Orang yang paling berpotensi untuk menyakiti kita adalah orang terdekat kita/orang yang kita kasihi. Karena kita punya ekspektasi bahwa orang terdekat/orang yang kita kasihi pasti mengerti kita. Sehingga kata/perlakuan yang sama diucapkan/dilakukan oleh orang terdekat dan diucapkan/dilakukan oleh orang yang tidak kita kenal, dampaknya akan berbeda.
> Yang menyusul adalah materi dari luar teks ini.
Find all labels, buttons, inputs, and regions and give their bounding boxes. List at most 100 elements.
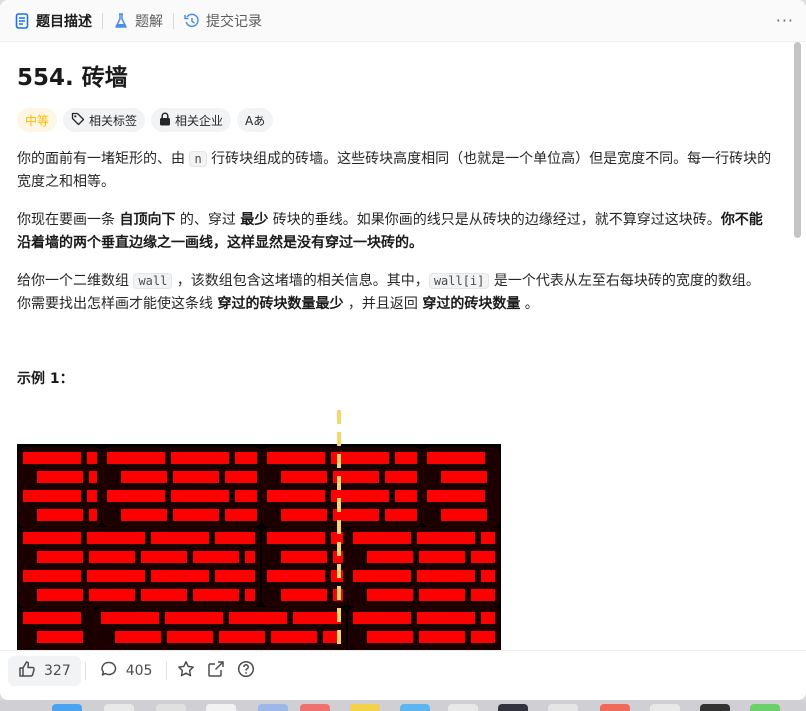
problem-description: 554. 砖墙 中等 相关标签 相关企业 Aあ 你的面前有一堵矩形的、由 n 行… (0, 42, 790, 650)
brick (267, 532, 325, 544)
brick (37, 589, 83, 601)
brick (481, 570, 495, 582)
divider (166, 661, 168, 680)
dock-app-icon[interactable] (448, 704, 478, 711)
brick (89, 509, 97, 521)
brick (353, 570, 411, 582)
tab-divider (102, 12, 103, 29)
brick (281, 509, 327, 521)
tab-divider (173, 12, 174, 29)
brick (417, 570, 475, 582)
brick (229, 612, 287, 624)
brick (419, 631, 465, 643)
dock-app-icon[interactable] (52, 704, 82, 711)
brick (395, 490, 417, 502)
brick (87, 570, 145, 582)
dock-app-icon[interactable] (104, 704, 134, 711)
brick (89, 471, 97, 483)
dock-app-icon[interactable] (750, 704, 780, 711)
dock-app-icon[interactable] (258, 704, 288, 711)
brick (395, 452, 417, 464)
example-heading: 示例 1： (17, 371, 74, 387)
dock-app-icon[interactable] (300, 704, 330, 711)
translate-icon: Aあ (245, 113, 266, 128)
brick (353, 612, 411, 624)
brick (225, 471, 257, 483)
brick (151, 570, 209, 582)
like-button[interactable]: 327 (8, 655, 81, 686)
inline-code: n (189, 151, 207, 167)
brick (89, 551, 135, 563)
brick (281, 589, 327, 601)
description-paragraph-3: 给你一个二维数组 wall ，该数组包含这堵墙的相关信息。其中， wall[i] … (17, 270, 773, 316)
text: ，该数组包含这堵墙的相关信息。其中， (172, 273, 429, 289)
brick (23, 570, 81, 582)
tab-solutions[interactable]: 题解 (105, 0, 171, 42)
tab-label: 提交记录 (206, 13, 262, 30)
dock-app-icon[interactable] (156, 704, 186, 711)
brick (385, 509, 417, 521)
text: ，并且返回 (343, 296, 423, 312)
text: 给你一个二维数组 (17, 273, 134, 289)
brick (245, 551, 255, 563)
question-icon (237, 660, 255, 682)
brick (87, 490, 97, 502)
brick (481, 612, 495, 624)
more-options-icon[interactable]: ··· (776, 11, 794, 30)
brick (281, 551, 327, 563)
dock-app-icon[interactable] (548, 704, 578, 711)
brick (171, 490, 229, 502)
dock-app-icon[interactable] (650, 704, 680, 711)
brick (441, 509, 487, 521)
brick (245, 589, 255, 601)
tab-submissions[interactable]: 提交记录 (176, 0, 270, 42)
dock-app-icon[interactable] (600, 704, 630, 711)
bold-text: 穿过的砖块数量 (422, 296, 521, 312)
brick (293, 612, 341, 624)
text: 的、穿过 (175, 212, 241, 228)
brick (167, 631, 213, 643)
brick (23, 612, 81, 624)
brick (215, 570, 255, 582)
brick (271, 631, 317, 643)
brick (419, 551, 465, 563)
brick (441, 471, 487, 483)
favorite-button[interactable] (171, 656, 201, 686)
help-button[interactable] (231, 656, 261, 686)
tag-icon (71, 112, 85, 129)
brick (267, 452, 325, 464)
dock-app-icon[interactable] (700, 704, 730, 711)
scrollbar-thumb[interactable] (794, 42, 801, 238)
brick (267, 570, 325, 582)
brick (87, 452, 97, 464)
flask-icon (113, 12, 129, 29)
text: 你现在要画一条 (17, 212, 120, 228)
tab-label: 题目描述 (36, 13, 92, 30)
brick (107, 490, 165, 502)
brick (471, 589, 495, 601)
brick (367, 631, 413, 643)
comments-button[interactable]: 405 (90, 656, 163, 686)
related-tags-label: 相关标签 (89, 113, 138, 128)
brick (193, 551, 239, 563)
dock-app-icon[interactable] (400, 704, 430, 711)
brick (427, 452, 485, 464)
related-companies-button[interactable]: 相关企业 (151, 108, 232, 132)
tab-description[interactable]: 题目描述 (0, 0, 100, 42)
related-tags-button[interactable]: 相关标签 (63, 108, 146, 132)
brick (215, 532, 255, 544)
translate-button[interactable]: Aあ (237, 108, 274, 132)
brick (141, 551, 187, 563)
dock-app-icon[interactable] (206, 704, 236, 711)
dock-app-icon[interactable] (498, 704, 528, 711)
brick (427, 490, 485, 502)
bold-text: 穿过的砖块数量最少 (217, 296, 344, 312)
brick (417, 532, 475, 544)
share-button[interactable] (201, 656, 231, 686)
dock-app-icon[interactable] (350, 704, 380, 711)
brick (367, 551, 413, 563)
brick (353, 532, 411, 544)
difficulty-badge[interactable]: 中等 (17, 108, 58, 132)
share-icon (207, 660, 225, 682)
brick (173, 509, 219, 521)
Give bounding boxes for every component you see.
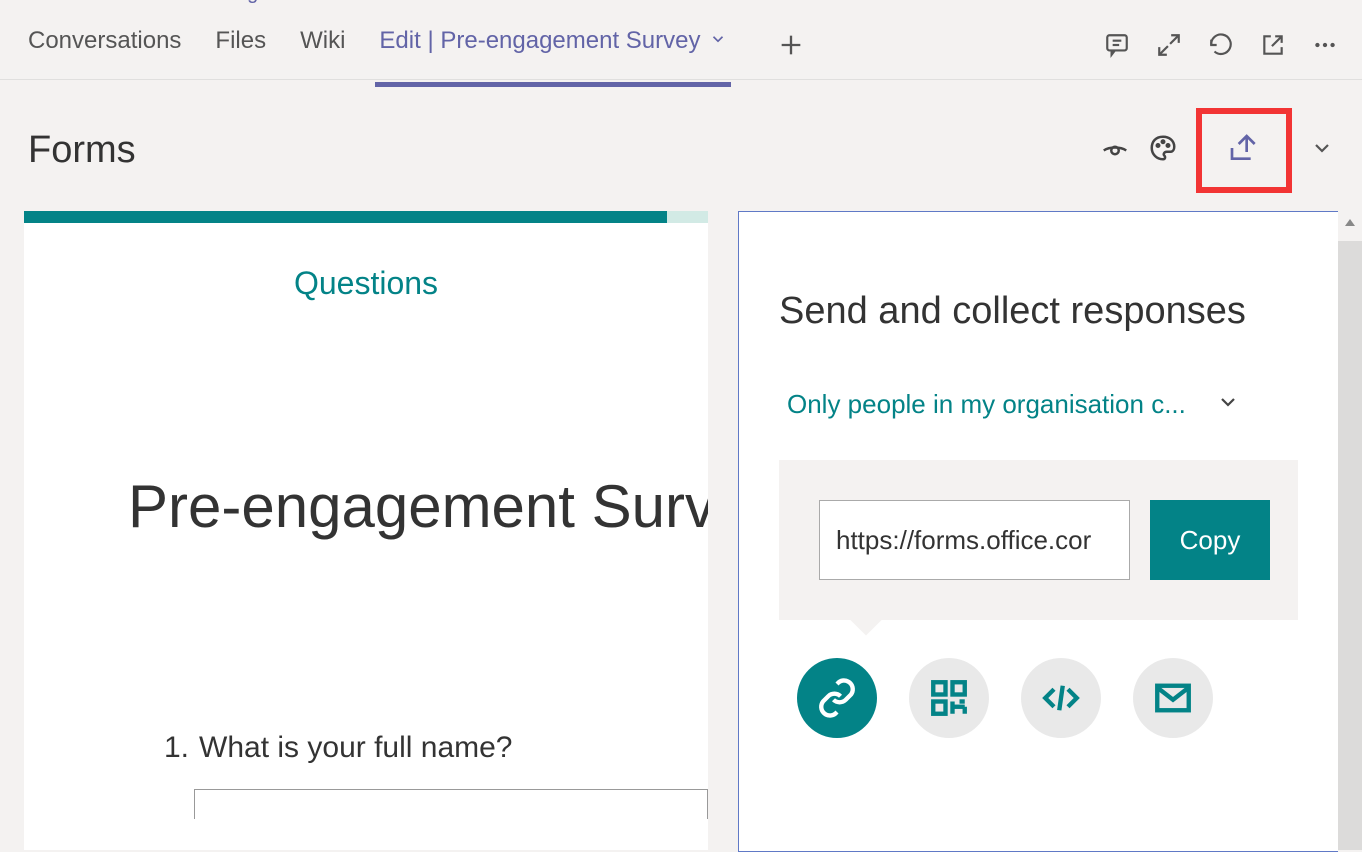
more-options-icon[interactable]	[1312, 32, 1338, 63]
chevron-down-icon[interactable]	[1310, 136, 1334, 165]
link-container: https://forms.office.cor Copy	[779, 460, 1298, 620]
expand-icon[interactable]	[1156, 32, 1182, 63]
chevron-down-icon	[1216, 390, 1240, 419]
question-number: 1.	[164, 731, 189, 765]
form-accent-bar	[24, 211, 708, 223]
add-tab-button[interactable]	[777, 31, 805, 64]
scrollbar-track[interactable]	[1338, 241, 1362, 850]
forms-toolbar: Forms	[0, 80, 1362, 211]
answer-input[interactable]	[194, 789, 708, 819]
channel-tab-bar: Conversations Files Wiki Edit | Pre-enga…	[0, 15, 1362, 80]
chat-icon[interactable]	[1104, 32, 1130, 63]
chevron-down-icon	[709, 8, 727, 73]
popout-icon[interactable]	[1260, 32, 1286, 63]
share-qr-option[interactable]	[909, 658, 989, 738]
tab-wiki[interactable]: Wiki	[296, 8, 349, 87]
form-tabs: Questions	[24, 223, 708, 302]
question-text[interactable]: What is your full name?	[199, 731, 512, 765]
preview-icon[interactable]	[1100, 133, 1130, 168]
share-email-option[interactable]	[1133, 658, 1213, 738]
theme-icon[interactable]	[1148, 133, 1178, 168]
scroll-up-button[interactable]	[1338, 211, 1362, 235]
tab-files[interactable]: Files	[211, 8, 270, 87]
tab-conversations[interactable]: Conversations	[24, 8, 185, 87]
form-editor: Questions Pre-engagement Survey 1. What …	[24, 211, 708, 850]
page-title: Forms	[28, 129, 1082, 172]
share-methods	[739, 620, 1338, 738]
share-heading: Send and collect responses	[739, 212, 1338, 333]
copy-button[interactable]: Copy	[1150, 500, 1270, 580]
share-button[interactable]	[1196, 108, 1292, 193]
tab-edit-survey-label: Edit | Pre-engagement Survey	[379, 8, 700, 73]
share-panel: Send and collect responses Only people i…	[738, 211, 1338, 852]
audience-selector[interactable]: Only people in my organisation c...	[739, 333, 1338, 420]
share-link-option[interactable]	[797, 658, 877, 738]
tab-questions[interactable]: Questions	[294, 265, 438, 302]
refresh-icon[interactable]	[1208, 32, 1234, 63]
share-embed-option[interactable]	[1021, 658, 1101, 738]
question-row: 1. What is your full name?	[24, 541, 708, 765]
content-area: Questions Pre-engagement Survey 1. What …	[0, 211, 1362, 850]
tab-edit-survey[interactable]: Edit | Pre-engagement Survey	[375, 8, 730, 87]
audience-label: Only people in my organisation c...	[787, 389, 1186, 420]
form-title[interactable]: Pre-engagement Survey	[24, 302, 708, 541]
share-link-input[interactable]: https://forms.office.cor	[819, 500, 1130, 580]
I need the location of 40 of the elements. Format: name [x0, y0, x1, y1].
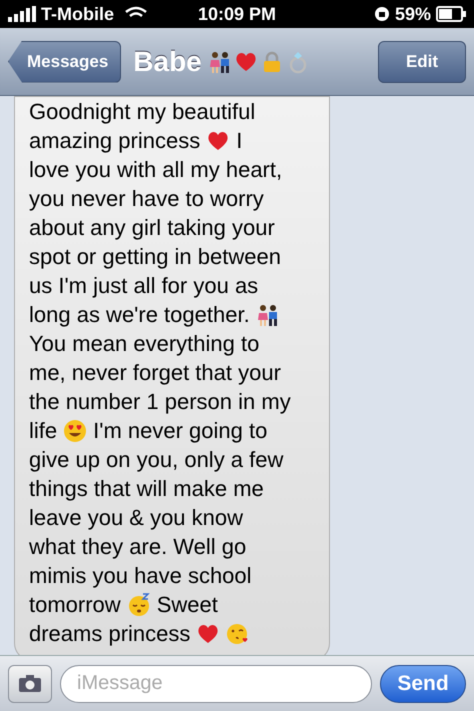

Jika diucapkan/dilakukan orang tak dikenal rasanya biasanya saja, tapi kalau diucapkan/dilakukan oleh orang terdekat kita, rasanya sakit hati kita. Hal ini seringkali menyebabkan perang dingin antar anggota keluarganya. Katanya keluarga kok dia gitu sama saya?

Dalam bacaan hari ini, Tuhan Yesus memerintahkan siapa saja yang merasa ada ganjalan di dalam hati orang lain terhadap dirinya untuk segera meninggalkan persembahannya dan berdamai dengan orang itu. Sesudah itu barulah orang itu boleh kembali meneruskan persembahannya. Apakah ini berarti bahwa kita harus meninggalkan ibadah pada saat kita merasa ada ganjalan dengan orang lain? Bukan begitu, bacaan ini pada dasarnya mengajarkan bahwa kesucian hati lebih baik daripada ritual keagamaan. Allah mencari kemurnian hati lebih daripada praktik keagamaan.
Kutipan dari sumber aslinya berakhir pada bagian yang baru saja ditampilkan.